The emperor’s new produce

Standard

“Is that a banana on the wall or are you just glad to be at Art Basel?”

I was a little late to the party on this one. By the time I was aware of this notorious artwork — the one consisting of a banana and a strip of duct tape — an art critic/prankster had eaten it. Seriously. So the artist, Maurizio Cattelan, withdrew the piece, or what was left of it. (The peel?) BTW, I just love calling this artwork a “piece”, since it so definitely was a piece–of fruit. (Though others might call it a piece of work.)

Yes, I ate my banana too. Here it is, genteelly sliced into a bowl. Not ripped from a wall at Art Basel

What it was called was “Comedian”, and it was fetching some pretty hilarious prices. (I say “prices” because the clever artist issued three “editions”, involving, I am guessing, three different bananas as well as three different strips of duct tape.) Last I heard, one had sold for $150,000.

Incidentally, the photo at the top of this piece is not the real “Comedian.” I was afraid of violating copyright laws by posting a photo I found online, so I just grabbed a banana and made my own — lending new practical meaning to the critical expression “Hey, I could do that.” (If you want to see the original “Comedian”, just click here to read a Times piece about it.) Actually, I think I like my version better; I used green duct tape, which, to me anyway, feels more “of a piece” with a natural banana than the silver that Cattelan used.

Cattelan, oddly enough, has a history of people pilfering his works. His other notorious piece, a solid gold toilet, has also gone missing. But I doubt if anyone ate it.

My banana, continued. Yogurt and granola added. No duct tape required

Speaking of yogurt, I once visited a show at MoMA which featured yogurt lids on a wall.

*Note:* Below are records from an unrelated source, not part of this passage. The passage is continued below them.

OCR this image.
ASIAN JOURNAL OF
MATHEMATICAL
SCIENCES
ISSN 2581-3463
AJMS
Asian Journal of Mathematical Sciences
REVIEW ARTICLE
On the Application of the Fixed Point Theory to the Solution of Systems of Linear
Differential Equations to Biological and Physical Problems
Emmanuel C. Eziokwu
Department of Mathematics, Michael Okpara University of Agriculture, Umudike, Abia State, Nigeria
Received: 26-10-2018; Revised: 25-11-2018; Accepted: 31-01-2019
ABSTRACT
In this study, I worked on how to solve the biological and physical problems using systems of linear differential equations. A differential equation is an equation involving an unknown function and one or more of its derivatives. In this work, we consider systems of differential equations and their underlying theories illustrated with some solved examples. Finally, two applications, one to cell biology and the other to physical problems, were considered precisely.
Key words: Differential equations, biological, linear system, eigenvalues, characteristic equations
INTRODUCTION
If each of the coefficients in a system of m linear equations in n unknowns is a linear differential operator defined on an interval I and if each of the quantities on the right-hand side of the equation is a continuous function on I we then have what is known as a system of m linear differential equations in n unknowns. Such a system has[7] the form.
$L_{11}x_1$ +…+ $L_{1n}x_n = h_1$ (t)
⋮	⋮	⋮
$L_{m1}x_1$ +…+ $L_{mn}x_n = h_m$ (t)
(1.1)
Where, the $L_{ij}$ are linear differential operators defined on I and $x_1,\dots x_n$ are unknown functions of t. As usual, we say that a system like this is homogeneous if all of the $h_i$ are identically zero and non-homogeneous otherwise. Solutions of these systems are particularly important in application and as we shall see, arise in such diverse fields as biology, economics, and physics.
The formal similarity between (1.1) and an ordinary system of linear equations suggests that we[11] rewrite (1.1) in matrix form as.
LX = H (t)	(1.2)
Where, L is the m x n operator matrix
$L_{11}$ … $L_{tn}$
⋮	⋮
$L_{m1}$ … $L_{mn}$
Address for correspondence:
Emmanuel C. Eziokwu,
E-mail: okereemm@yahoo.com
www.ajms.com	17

There were also, in the same show, a whale skeleton suspended from a ceiling, an elevator cab stranded in the middle of a room, and — best of all — an empty shoebox just, well, sitting there on a floor.

The curator’s description of the whale skeleton. When they say “graphite”, they mean the artist drew on it with a pencil. A Number 2 pencil, to be exact

I actually made a little movie of my visit that day. Which is pretty darned entertaining, if I do say so myself. It’s called “MoMA’s New Clothes”, which kind of gives you a hint about how I feel about the exhibits. You can spend a few minutes chuckling while you watch it:

 

Or, if you’re pressed for time (which, let’s face it, most of us are around this time of year) you can just snicker at my screenshots.

Here’s one of the yogurt lids. My Flip video camera was moving around, so it’s a tad blurry, but I think you’ll recognize that Dannon-like shape for what it is

The best exhibit of all was the empty shoebox. Yup. Like I said — an empty shoebox. It was just sitting there. On the floor. All alone, except for a beefy guard. Who was trying to keep people from what? Certainly not eating it, like the ill-fated banana. Maybe stepping on it? Putting their shoes or (more likely) their old check stubs in it? Whatever. I got some pretty fun reactions from bystanding MoMA-goers. (I take it back. You should take a couple of minutes and watch the video.)

There it is. The empty shoebox, in all its glory

You could watch it while you eat a banana. Just make sure to take the duct tape off first.